The first one was at the funeral of a Shiryaevets.
We all felt this death keenly.
After burying a friend, they gathered in a dirty room of Herzen's House, at a dirty table without a tablecloth, over some unfortunate bottles.
But it didnot drink.
Crushed, with a ball in their throat, they read poems about Shiryaevets.
When I read my own, Sergey convulsively grabbed my hand.
He started saying something: "It's you... wonderful ... "
And tears blurred his eyes.
Yesenin did not believe that the Shiryaevets died of an abscess in the brain.
He assured that the Shiryaevets was poisoned by some Volga root, from which such a death happens.
And he admired that a stormy argument in speeches over the grave of a Shiryaevite ended with a ringing and long song of a nightingale that suddenly flew in.
The second meeting is a dinner in the same House of Herzen, already in the painted and cleaned basement, in October, probably, or even in November.
We came together, Yesenin was already there.
He soon joined us, sat down next to us.
They remembered the old days.
He was quiet, sweet, sad.
He started singing ditties.
He sang with Sakharov his songs to us, then in response Vera Dukhovskaya sang her own.

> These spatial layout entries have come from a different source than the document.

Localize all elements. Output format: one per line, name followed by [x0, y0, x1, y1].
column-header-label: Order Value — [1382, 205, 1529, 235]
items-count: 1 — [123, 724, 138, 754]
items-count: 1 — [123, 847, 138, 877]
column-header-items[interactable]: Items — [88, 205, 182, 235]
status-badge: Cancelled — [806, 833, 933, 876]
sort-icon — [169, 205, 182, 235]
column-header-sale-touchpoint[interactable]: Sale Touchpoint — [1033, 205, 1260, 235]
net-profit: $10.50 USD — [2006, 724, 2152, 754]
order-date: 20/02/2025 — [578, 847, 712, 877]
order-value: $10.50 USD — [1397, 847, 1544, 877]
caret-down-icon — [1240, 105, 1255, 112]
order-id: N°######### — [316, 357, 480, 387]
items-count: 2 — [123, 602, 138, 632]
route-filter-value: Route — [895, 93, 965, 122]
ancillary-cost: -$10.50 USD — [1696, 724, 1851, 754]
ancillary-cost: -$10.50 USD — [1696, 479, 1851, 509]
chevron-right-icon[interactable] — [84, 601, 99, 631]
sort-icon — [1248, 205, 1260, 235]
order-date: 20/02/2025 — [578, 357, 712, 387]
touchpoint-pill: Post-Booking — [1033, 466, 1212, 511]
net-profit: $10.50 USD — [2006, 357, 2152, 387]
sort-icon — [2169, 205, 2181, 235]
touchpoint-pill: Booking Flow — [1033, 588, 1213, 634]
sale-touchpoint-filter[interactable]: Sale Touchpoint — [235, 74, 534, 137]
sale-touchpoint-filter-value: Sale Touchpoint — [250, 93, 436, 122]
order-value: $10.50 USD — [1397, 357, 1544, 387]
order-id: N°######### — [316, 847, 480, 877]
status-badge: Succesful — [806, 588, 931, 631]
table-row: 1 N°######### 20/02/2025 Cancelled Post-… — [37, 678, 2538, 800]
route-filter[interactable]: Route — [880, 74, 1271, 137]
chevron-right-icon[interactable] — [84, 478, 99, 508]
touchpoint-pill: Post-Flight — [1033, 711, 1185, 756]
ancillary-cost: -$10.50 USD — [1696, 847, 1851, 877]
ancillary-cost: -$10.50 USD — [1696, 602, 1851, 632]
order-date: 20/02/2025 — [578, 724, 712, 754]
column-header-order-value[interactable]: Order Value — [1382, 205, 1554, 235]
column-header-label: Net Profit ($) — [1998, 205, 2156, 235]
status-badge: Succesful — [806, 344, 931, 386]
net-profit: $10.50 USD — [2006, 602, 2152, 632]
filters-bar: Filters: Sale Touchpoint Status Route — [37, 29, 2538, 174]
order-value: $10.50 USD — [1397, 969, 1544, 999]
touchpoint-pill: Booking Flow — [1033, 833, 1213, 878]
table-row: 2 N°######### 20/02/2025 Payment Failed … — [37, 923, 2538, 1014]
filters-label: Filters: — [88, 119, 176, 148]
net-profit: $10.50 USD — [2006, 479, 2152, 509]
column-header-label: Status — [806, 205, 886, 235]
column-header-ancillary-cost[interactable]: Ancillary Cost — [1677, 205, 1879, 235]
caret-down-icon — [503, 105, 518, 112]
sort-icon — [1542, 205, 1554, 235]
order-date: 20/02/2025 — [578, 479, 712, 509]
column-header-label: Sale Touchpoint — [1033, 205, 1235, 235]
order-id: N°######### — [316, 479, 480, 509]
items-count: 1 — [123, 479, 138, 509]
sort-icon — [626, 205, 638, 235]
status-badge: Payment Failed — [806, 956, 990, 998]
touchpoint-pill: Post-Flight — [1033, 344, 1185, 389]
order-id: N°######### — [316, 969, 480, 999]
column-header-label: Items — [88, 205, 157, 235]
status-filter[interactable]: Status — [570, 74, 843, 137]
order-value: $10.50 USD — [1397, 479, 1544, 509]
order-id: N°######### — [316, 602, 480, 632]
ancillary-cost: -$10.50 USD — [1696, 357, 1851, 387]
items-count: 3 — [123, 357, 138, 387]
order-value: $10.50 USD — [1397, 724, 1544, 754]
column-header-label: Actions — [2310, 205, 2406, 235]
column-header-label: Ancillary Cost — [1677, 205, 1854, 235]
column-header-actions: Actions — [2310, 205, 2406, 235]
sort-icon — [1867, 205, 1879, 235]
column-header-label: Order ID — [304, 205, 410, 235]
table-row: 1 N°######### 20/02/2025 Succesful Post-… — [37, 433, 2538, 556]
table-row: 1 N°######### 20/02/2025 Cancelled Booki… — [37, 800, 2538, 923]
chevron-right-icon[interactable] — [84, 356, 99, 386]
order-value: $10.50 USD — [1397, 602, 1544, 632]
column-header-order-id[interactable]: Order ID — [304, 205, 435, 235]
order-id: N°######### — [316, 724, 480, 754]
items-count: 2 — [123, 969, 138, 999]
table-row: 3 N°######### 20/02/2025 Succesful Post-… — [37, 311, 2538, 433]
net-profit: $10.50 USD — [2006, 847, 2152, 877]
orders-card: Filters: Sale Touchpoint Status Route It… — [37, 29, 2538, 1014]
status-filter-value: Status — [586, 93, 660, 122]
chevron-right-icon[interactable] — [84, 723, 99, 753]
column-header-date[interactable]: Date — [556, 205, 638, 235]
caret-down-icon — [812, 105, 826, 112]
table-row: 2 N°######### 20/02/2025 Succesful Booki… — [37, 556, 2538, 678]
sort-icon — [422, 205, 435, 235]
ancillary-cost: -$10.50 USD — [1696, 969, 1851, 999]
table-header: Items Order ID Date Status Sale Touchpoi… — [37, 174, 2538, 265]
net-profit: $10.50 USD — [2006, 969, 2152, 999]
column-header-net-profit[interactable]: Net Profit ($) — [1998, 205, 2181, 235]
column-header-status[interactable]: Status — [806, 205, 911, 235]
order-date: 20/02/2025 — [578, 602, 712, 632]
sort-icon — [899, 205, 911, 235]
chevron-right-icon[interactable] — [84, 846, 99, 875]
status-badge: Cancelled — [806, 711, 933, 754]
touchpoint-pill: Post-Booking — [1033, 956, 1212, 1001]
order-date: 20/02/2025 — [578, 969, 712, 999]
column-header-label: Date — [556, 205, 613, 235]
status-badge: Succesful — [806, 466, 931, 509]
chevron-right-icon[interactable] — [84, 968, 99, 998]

His voice was already hoarse, his face was erased, and through this appearance of his, as through the fog of years, I saw an early, spring Sergunka.
Then he, all somehow distorted, began to read "The Black Man".
Through the skill of reading, some kind of internal spasm broke through.
I couldnot finish it — I forgot.
I could see by his excitement that there was something important for him here again.
The challenge of despair was in him.
And one more meeting, the last one, at the corner of Sovetskaya Square and Tverskaya.
He was with Tolstoy, on his arm.
Introduced me.
He looked bad.
"You need to rest."
- "I'm going to the sanatorium.
I'm going to the State Pension to receive money."
We kissed, and he could not return the next kiss to me.
Yesenin's entire work was only a brilliant beginning.
If he had heard a fraction of what is now being said and written about him during his lifetime, perhaps this beginning would have had the same continuation.
But his stormy work did not find its Belinsky.